The weakening of rupee against dollar should have pleased the textile exporters, but it has been offset by the surge in cotton prices, long power cuts, high credit, sluggish market and the global economic slowdown, further added by ASSOCHAM.

“From the sunrise sector, textile sector is at the verge of again slipping back to the stagnant phase. Government needs to provide maximize policy support to ensure India retains its competitiveness in the textile and garments sector so that employment is not hurt”, said Mr. Sajjan Jindal, President, ASSOCHAM.

While the Eleventh Five Year Plan, targets 22 per cent growth in Indian textile exports, the growth rate has decelerated from 16.6 per cent in 2005-06 to 13.50 per cent in 2007-08. The order for textile products from India has come down drastically from the largest importer, the US, concerning the financial crisis resulting in fewer export orders.

ASSOCHAM feels that India needs to change the direction of its export from the US and Europe to regions of Middle East and Africa. Only 12.5 per cent and nine per cent of textile exports are directed towards Africa and Middle East respectively.

Huge potential lies ahead for strategic expansion of the export market, but unstable economic conditions at the short term period in African regions calls for special fiscal and monetary incentives for the new venture for a specified time period.

The growth rate in the production of cloth by the mill sector decelerated from four per cent in 2006-07 (April-March) to one per cent in the same period of FY'08. The cloth production by the power loom sector also witness slowdown from seven per cent to five per cent for the same periods.
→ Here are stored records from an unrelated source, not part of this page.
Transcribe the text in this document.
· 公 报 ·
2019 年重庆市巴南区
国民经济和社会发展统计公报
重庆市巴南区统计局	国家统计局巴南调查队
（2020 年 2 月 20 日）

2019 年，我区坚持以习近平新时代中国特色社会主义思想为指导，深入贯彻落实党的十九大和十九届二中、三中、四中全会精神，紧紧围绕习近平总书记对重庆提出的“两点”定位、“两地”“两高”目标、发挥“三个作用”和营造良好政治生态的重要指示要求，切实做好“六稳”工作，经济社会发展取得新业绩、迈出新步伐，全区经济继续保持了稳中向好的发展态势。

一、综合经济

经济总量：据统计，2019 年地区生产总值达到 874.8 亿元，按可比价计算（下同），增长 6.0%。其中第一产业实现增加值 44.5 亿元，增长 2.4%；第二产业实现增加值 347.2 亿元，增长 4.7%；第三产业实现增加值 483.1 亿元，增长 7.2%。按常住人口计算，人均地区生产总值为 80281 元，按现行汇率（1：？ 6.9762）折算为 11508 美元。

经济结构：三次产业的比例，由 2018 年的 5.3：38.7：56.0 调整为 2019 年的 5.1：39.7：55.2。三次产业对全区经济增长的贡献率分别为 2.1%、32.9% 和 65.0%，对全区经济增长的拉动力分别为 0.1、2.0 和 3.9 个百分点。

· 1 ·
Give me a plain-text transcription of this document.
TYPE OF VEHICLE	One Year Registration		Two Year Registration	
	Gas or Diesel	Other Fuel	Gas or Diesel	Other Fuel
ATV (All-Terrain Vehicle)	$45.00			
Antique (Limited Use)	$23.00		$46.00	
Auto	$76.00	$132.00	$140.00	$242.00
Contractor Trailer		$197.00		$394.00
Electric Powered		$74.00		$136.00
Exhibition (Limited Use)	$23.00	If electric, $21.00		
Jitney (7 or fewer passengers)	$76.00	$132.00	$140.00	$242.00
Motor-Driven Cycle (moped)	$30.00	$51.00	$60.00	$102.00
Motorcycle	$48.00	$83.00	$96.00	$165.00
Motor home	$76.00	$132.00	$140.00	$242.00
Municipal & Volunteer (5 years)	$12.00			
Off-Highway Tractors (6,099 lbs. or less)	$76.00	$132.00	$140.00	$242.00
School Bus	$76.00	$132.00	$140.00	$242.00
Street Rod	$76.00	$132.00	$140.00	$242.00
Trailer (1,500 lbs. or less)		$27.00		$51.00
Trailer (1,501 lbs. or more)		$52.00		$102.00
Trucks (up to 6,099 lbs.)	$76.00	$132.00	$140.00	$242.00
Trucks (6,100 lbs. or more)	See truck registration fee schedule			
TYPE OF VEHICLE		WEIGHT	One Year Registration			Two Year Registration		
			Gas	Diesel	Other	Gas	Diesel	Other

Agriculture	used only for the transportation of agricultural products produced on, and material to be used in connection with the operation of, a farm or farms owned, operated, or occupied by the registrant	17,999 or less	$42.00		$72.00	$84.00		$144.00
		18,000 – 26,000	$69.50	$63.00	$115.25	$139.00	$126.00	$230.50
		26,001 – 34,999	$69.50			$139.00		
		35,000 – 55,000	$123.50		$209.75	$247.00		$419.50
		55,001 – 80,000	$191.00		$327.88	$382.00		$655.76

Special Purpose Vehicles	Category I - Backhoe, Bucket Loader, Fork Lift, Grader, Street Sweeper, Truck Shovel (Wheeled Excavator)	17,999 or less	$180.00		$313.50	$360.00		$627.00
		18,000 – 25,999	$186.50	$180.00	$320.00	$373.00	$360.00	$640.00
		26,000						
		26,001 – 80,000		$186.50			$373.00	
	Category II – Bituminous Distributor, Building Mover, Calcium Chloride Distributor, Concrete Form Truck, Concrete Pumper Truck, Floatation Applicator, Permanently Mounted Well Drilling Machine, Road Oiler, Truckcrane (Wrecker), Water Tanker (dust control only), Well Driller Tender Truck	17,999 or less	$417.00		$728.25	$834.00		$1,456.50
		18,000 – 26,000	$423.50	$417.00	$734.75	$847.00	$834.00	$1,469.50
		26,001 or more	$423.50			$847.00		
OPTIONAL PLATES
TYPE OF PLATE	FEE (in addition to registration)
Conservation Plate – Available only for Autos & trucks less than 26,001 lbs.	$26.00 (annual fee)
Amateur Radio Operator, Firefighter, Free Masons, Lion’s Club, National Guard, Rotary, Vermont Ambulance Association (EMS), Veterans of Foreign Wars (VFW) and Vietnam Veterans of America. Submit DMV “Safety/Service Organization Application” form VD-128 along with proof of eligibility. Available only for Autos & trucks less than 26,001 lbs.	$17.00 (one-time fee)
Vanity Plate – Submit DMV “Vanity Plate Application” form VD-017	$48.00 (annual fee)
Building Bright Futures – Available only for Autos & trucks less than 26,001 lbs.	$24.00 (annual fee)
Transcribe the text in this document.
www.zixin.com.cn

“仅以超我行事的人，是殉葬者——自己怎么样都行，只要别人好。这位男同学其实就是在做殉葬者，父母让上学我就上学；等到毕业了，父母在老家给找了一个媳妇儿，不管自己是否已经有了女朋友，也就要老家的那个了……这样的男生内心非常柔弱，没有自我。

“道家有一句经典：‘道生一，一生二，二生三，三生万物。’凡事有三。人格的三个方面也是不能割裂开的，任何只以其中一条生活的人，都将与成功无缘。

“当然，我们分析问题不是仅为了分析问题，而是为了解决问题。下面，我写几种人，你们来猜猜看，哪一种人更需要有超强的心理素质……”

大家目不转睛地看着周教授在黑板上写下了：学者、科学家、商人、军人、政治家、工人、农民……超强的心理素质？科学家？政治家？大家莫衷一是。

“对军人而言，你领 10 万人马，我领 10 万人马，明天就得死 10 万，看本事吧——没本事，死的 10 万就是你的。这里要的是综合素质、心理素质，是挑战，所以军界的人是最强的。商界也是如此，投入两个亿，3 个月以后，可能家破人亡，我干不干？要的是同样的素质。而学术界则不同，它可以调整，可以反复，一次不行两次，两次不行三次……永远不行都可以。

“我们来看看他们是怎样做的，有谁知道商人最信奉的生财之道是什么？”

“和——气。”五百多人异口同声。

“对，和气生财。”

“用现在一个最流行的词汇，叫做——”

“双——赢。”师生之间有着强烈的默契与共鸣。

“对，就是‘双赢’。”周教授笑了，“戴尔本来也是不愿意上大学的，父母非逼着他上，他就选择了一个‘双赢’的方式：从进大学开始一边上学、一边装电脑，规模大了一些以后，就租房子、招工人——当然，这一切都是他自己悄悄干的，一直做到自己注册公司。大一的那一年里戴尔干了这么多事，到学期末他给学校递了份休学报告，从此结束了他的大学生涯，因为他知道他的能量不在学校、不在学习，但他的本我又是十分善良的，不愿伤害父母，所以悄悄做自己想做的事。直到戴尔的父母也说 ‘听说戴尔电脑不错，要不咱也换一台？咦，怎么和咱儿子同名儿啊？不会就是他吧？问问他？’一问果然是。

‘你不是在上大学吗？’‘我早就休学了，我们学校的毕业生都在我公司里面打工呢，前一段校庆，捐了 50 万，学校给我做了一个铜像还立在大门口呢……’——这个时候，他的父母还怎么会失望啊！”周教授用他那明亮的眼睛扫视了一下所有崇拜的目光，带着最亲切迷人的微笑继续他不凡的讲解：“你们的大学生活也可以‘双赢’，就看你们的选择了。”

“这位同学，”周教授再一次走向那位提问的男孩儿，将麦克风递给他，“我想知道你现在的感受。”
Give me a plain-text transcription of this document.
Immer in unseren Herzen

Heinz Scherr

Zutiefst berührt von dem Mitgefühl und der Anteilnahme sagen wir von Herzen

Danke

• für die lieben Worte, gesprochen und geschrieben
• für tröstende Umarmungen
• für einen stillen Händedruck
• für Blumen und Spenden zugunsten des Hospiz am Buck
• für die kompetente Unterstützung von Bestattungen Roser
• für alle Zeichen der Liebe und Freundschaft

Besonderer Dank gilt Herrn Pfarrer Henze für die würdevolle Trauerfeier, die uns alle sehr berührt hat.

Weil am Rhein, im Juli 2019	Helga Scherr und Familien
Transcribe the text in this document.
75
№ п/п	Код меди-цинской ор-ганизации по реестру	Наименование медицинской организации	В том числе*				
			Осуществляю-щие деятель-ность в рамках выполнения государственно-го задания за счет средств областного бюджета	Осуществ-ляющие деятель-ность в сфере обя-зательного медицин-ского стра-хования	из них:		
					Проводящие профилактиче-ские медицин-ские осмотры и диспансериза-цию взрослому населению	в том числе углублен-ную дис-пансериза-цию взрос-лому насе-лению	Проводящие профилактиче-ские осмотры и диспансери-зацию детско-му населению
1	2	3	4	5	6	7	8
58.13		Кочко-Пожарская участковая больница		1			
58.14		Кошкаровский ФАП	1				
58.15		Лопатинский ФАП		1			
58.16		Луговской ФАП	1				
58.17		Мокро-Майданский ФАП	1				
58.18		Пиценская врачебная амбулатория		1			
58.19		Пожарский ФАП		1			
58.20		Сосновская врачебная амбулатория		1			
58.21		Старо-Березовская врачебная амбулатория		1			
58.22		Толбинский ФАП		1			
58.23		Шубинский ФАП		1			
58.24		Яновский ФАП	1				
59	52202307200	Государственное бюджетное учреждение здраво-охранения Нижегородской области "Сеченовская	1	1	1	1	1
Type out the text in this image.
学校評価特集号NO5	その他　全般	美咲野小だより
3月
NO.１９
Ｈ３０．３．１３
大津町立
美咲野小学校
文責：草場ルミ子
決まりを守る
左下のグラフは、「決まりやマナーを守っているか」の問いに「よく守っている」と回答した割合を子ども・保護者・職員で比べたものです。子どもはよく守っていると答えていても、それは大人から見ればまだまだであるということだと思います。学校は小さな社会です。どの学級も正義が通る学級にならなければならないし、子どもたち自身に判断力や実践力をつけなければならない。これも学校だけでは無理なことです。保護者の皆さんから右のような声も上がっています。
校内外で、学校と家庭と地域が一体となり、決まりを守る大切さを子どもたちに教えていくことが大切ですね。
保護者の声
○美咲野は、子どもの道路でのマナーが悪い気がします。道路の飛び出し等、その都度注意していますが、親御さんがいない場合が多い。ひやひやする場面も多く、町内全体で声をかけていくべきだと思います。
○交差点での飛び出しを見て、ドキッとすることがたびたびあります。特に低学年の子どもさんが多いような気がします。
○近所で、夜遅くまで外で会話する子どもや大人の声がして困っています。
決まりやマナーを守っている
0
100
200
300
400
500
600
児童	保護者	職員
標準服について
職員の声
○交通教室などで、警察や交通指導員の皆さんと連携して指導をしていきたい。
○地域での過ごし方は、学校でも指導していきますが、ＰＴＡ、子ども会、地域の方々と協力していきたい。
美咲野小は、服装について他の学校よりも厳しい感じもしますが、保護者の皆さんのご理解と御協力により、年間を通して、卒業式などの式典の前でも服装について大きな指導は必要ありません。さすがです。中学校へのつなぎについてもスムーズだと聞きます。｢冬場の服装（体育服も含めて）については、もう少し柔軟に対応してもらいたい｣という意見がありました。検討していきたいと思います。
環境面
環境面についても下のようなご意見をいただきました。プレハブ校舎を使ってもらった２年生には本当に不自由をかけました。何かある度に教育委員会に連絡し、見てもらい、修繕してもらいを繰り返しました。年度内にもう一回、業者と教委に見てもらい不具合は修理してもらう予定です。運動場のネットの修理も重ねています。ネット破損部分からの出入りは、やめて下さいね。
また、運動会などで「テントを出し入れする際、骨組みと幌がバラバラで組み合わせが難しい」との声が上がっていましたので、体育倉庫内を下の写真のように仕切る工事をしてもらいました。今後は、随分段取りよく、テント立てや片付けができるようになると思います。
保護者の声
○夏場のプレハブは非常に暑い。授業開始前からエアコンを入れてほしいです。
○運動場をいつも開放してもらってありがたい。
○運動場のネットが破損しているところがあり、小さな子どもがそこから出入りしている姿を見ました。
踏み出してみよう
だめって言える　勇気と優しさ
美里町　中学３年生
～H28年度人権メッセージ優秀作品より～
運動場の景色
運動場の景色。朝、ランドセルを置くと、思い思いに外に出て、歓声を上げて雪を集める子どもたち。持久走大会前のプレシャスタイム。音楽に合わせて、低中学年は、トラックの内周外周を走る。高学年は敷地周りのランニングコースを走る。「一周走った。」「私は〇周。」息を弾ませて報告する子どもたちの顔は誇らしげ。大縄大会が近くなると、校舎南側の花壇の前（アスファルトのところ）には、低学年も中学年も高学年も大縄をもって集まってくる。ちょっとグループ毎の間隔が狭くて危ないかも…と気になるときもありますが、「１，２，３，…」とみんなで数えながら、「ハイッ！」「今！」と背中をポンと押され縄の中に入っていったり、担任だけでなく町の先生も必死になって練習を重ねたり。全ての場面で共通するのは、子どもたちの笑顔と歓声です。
Similarly, growth of cloth production by handloom sector also witness marginal slip from seven per cent in 2006-07 (April-March) to six per cent in 2007-08 (April-March). The cascading effect is that the textile mills are likely to cut production further by 20-25 per cent, while some units have been closed down with millions getting unemployed.

The second largest employment generating sector next to agriculture that accounts for 21 per cent of the total employment generation in the economy is expected to generate 17.37 million new direct and indirect jobs during the 11th five year period. On the contrast, the sector is already trailing behind and the crisis in turn have added the pressure as almost 1.5 million people across the textile verticals have lost job since last year, few more millions are going to join the group.